Installation and setup
My review sample of the 3D Six preamp was delivered and installed by one of DNM's American reps, who also brought along a sample of DNM's four-tier equipment rack, designed to contain a full stack of DNM electronics. At the time the 3D Six was installed, my record player was the only source in use—and, as luck would have it, a mild but steady 60Hz hum made itself known the moment we powered up the system. We tried a couple of different grounding schemes for the turntable chassis and tonearm, which lessened if not quite eliminated the problem. Assuming the hum was just a phono thing and that I was well on my way to banishing it altogether, that's how we left it, with my hearty approval.

But despite my best efforts, the hum persisted with every phono cartridge in the house, and then and only then did I try rearranging the gear. The hum went away completely when I increased the distance between the preamp and its power supply. It seems that the worst effects of the power transformer's pattern of electromagnetic radiation are felt when the power supply is placed directly under the preamp itself; sliding the former rearward and the latter forward on their respective shelves took care of the hum, but it looked goofy. I ceased using the DNM stand and placed the 3D Six on other supports, taking advantage of all 45" of its power-supply umbilical.
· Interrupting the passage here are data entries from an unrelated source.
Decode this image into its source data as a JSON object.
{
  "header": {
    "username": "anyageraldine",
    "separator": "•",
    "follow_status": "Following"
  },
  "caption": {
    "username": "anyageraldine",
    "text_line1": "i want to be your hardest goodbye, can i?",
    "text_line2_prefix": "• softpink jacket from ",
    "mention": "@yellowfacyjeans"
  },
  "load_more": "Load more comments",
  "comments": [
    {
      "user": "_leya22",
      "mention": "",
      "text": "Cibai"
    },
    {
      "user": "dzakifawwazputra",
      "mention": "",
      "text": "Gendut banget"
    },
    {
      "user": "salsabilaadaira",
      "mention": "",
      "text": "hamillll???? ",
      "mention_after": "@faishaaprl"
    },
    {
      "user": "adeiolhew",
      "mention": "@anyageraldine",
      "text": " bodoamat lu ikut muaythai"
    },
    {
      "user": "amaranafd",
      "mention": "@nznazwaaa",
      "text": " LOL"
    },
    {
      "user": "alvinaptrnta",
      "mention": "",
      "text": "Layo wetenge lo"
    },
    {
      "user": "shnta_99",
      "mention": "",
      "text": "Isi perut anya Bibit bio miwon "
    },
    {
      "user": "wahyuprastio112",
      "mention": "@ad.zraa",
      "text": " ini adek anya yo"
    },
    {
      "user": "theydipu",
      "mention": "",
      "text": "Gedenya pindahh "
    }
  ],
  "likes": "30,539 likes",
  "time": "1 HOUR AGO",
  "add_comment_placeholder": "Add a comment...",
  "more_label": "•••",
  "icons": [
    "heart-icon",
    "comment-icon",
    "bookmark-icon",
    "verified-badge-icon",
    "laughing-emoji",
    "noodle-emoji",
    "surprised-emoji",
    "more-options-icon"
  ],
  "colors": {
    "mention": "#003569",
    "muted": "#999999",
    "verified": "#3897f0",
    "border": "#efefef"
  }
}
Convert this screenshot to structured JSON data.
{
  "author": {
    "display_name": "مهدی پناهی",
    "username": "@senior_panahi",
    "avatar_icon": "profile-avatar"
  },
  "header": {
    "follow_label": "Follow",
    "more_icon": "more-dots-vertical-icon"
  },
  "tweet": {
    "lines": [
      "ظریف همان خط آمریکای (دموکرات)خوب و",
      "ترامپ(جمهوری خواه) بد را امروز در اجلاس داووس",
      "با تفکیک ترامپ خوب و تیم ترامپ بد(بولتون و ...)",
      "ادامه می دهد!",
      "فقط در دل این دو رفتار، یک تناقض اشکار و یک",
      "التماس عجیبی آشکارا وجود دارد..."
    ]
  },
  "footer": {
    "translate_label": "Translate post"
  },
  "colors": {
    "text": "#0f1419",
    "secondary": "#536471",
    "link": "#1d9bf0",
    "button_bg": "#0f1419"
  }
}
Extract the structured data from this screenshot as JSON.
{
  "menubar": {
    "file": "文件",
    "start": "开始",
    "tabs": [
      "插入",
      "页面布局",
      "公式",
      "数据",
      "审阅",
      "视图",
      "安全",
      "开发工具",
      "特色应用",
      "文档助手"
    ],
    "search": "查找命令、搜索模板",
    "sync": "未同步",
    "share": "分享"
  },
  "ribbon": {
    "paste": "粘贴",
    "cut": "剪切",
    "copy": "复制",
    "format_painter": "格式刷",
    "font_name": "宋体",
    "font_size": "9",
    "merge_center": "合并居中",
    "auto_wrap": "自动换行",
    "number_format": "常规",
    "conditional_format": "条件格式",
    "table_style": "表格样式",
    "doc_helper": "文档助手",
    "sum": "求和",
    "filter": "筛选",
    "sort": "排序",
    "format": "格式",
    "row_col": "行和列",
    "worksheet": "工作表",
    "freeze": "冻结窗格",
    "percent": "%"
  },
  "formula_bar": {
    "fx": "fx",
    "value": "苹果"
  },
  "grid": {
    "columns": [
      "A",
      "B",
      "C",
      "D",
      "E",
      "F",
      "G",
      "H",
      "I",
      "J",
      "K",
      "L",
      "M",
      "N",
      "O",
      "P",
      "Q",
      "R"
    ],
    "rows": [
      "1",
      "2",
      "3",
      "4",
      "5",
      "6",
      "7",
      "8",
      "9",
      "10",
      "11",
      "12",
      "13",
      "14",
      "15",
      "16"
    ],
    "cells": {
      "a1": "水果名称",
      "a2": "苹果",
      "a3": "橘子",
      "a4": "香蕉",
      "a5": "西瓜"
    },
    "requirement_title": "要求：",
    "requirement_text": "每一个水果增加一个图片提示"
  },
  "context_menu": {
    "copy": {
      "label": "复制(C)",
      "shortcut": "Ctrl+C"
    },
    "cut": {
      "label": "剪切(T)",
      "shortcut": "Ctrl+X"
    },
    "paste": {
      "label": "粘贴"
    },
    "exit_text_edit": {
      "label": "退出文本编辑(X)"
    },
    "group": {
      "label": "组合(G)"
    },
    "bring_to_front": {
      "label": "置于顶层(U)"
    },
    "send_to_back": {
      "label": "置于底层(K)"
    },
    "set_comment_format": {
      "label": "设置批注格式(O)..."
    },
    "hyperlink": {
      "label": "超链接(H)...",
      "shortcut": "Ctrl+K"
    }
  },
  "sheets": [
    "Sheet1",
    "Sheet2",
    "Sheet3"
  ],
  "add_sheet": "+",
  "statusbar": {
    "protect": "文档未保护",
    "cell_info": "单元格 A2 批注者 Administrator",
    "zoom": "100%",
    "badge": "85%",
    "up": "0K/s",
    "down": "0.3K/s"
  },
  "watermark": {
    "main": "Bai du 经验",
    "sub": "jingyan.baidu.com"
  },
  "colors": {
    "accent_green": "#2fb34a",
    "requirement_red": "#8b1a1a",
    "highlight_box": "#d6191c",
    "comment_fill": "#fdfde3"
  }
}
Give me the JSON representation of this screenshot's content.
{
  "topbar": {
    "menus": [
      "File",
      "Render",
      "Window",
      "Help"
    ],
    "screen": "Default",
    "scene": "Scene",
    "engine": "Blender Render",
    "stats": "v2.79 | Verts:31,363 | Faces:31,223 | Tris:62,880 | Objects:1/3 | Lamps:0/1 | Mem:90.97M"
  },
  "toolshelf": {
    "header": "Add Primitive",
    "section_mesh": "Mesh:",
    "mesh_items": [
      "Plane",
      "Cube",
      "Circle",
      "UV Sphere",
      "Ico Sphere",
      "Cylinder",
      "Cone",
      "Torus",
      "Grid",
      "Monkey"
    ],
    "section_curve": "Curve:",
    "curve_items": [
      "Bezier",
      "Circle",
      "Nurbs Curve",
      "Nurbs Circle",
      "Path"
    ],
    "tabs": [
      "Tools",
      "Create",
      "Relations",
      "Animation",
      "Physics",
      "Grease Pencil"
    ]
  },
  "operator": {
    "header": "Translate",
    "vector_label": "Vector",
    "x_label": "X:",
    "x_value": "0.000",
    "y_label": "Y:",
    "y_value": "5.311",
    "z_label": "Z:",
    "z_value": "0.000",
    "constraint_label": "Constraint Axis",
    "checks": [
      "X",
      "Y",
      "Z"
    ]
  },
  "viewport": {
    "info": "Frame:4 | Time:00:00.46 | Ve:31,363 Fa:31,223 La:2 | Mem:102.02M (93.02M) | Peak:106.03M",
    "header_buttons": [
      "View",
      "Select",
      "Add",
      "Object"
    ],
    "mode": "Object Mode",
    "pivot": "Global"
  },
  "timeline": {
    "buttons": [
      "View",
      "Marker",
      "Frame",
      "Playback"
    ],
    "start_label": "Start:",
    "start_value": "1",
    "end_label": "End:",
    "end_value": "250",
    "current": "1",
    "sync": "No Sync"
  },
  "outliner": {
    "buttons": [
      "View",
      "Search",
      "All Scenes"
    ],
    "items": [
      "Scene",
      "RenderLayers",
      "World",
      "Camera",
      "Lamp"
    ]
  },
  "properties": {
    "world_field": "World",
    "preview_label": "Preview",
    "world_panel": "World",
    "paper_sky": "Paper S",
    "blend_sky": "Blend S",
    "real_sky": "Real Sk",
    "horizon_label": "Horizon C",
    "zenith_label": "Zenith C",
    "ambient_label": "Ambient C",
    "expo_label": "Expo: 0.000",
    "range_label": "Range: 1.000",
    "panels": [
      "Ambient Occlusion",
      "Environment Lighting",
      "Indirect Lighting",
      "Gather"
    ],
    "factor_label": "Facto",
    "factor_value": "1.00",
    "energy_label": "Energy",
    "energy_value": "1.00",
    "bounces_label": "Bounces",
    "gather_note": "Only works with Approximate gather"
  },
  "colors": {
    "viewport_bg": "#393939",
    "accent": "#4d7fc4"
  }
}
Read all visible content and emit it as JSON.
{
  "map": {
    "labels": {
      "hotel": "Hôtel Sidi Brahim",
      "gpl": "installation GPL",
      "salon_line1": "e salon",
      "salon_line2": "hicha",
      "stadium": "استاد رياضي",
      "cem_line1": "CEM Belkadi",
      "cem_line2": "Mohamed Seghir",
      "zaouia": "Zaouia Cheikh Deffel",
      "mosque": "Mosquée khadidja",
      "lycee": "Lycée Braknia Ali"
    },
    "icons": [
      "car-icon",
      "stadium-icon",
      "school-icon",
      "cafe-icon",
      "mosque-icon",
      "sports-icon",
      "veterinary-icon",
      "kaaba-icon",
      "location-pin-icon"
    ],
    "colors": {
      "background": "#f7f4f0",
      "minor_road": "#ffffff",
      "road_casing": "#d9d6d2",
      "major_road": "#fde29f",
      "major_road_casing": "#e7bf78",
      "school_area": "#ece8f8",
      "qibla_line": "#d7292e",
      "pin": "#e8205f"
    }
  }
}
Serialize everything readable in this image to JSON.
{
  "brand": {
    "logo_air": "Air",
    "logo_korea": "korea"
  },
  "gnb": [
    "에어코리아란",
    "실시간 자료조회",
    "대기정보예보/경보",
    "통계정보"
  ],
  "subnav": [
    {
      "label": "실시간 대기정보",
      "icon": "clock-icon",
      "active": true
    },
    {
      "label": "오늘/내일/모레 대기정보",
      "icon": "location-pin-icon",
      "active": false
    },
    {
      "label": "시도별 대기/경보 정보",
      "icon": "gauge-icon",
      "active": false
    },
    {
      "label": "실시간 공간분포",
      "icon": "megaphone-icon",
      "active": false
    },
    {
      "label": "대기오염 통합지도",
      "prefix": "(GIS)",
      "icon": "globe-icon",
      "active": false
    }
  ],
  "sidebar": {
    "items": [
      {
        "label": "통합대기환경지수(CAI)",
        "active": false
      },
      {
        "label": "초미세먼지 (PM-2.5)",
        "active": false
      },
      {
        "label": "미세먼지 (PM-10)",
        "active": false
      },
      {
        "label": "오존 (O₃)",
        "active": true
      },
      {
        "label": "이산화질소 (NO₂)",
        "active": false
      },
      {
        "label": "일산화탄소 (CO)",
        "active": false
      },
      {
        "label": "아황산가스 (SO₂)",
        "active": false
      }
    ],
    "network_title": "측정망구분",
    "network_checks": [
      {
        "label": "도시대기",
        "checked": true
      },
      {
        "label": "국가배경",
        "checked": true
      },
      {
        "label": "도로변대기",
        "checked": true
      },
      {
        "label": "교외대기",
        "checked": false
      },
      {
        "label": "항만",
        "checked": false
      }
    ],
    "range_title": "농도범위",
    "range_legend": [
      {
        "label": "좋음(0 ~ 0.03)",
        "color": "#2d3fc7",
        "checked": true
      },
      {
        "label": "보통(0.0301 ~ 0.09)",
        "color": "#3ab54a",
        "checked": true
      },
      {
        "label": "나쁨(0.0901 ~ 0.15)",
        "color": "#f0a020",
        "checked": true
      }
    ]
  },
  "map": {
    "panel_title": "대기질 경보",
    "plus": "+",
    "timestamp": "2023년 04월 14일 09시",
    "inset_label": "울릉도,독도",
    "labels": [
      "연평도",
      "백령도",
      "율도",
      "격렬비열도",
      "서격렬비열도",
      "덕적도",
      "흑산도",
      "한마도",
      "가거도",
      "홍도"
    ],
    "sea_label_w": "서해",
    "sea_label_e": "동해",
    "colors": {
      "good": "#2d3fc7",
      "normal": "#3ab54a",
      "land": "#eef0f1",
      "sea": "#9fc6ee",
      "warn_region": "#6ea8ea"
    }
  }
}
Owing to the 3D Six's reliance on DIN sockets, not to mention its unusual if laudable grounding arrangements, I had to rely exclusively on DNM's own spaced-pair interconnects: 1.5m DIN-to-DINs for line-level sources, a very short phono-socket-to-DIN for my record player, a 1.5m DIN-to-twin-DIN for driving the DNM PA3ΔS amplifier, and a 1.5m DIN-to-phono-plug for driving all other amplifiers. I never experienced the slightest bit of hum with any of the unshielded DNM cables, but toward the end of the review period I encountered a slight intermittent hum associated with one of the phono-input sockets, apparently as a consequence of near-daily plugging and unplugging.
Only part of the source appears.